Berlin 1925. The first Zille ball is being prepared. A journalist visits the old Zille to write a feature section about the namesake. Looking back, his story begins on the day of 1907 when he and his friend Gustav Nogler were fired after 30 years of employment by the authorized officer Hübel of the “Photographic Society”.

A difficult time begins for both of them because their families need the weekly wages to survive. Zille, who accuses Hübel of thinking too socialistically, has to feed himself and his wife Hulda from now on with his drawings from the poor milieu. Nogler is hoping for a state job as a drawing teacher. But as a "peace invalid" he is unfit for civil service. On Zille's advice, he applied for a pension because his injury was willfully inflicted on him as a soldier. When his wife Lena leaves him, Nogler takes his own life. Lena never wants to hear from the Zilles again. Zille's drawings initially met with rejection from those he portrayed. The better off, including Hübel, see arms as a lucrative business investment.

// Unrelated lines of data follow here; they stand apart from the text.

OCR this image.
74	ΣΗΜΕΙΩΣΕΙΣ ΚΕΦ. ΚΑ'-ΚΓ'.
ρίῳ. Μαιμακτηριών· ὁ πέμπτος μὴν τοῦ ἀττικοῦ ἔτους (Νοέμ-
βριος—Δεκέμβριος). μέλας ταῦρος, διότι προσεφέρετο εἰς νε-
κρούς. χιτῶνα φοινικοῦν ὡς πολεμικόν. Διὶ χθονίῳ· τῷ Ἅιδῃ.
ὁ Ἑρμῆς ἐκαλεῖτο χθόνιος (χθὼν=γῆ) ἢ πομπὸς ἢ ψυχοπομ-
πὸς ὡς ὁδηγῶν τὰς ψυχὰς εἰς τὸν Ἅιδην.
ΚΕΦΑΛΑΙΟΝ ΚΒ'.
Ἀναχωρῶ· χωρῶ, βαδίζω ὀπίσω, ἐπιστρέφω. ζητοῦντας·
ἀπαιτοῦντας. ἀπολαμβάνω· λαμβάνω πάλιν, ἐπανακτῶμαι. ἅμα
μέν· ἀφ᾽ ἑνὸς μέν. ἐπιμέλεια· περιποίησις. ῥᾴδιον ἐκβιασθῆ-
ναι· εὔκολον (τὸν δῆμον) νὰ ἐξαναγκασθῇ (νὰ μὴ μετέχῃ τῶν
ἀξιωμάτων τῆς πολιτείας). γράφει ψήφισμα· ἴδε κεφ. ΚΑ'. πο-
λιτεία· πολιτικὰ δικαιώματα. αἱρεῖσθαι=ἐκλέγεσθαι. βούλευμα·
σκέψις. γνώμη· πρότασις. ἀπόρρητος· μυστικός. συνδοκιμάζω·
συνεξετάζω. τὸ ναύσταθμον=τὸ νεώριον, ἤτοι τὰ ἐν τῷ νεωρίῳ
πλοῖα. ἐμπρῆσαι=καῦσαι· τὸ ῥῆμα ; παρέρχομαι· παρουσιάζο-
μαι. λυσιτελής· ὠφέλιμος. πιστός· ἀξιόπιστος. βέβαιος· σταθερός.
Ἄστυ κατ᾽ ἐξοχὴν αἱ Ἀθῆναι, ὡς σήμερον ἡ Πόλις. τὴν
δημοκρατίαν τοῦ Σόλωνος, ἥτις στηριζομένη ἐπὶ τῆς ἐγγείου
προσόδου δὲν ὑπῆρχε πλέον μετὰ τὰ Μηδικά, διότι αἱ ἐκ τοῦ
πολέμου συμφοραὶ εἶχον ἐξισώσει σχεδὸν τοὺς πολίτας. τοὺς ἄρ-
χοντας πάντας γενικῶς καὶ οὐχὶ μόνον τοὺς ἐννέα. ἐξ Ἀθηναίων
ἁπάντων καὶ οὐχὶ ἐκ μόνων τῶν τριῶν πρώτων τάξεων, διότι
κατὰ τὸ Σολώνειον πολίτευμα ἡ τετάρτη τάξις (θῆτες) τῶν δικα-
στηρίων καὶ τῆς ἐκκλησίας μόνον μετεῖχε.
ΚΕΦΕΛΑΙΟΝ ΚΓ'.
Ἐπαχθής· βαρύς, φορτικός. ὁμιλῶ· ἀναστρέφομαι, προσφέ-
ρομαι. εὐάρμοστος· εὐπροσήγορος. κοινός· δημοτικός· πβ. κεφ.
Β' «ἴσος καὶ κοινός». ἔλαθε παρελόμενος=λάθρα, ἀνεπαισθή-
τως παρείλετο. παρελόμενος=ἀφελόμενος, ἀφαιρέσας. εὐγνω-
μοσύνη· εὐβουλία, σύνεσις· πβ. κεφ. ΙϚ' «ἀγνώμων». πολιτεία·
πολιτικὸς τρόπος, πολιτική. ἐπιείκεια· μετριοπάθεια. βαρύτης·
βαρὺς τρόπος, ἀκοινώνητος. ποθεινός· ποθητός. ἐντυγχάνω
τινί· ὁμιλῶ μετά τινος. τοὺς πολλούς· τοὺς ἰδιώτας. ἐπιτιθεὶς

Many years later, in the last year of the war, 1918. Lena Nogler lost her son Willi at the front. "Radieschen", once a street girl, now the postman as a helper, is unable to hand over the letter to the careworn woman.

Years go by again. Germany was hit by inflation. Zille is now a widower. His drawings are now recognized, they are even exhibited in the Berlin National Gallery and have been courted since he was appointed professor. But his heart and his care still go to those who do not know how to make ends meet for themselves or their families. When Hübler, meanwhile councilor of commerce, had his glamorous wife von Zille design a ball costume, he sketched her like Mrs. Nogler, just as she had met again after years in his favorite bar "Zum Nussbaum": blind and ragged. With the fee for this sketch, Zille will make an eye operation possible for her. At the end of the story, the journalist is left at a loss. Zille's comment: "Write that my name is Heinrich and I paint pictures."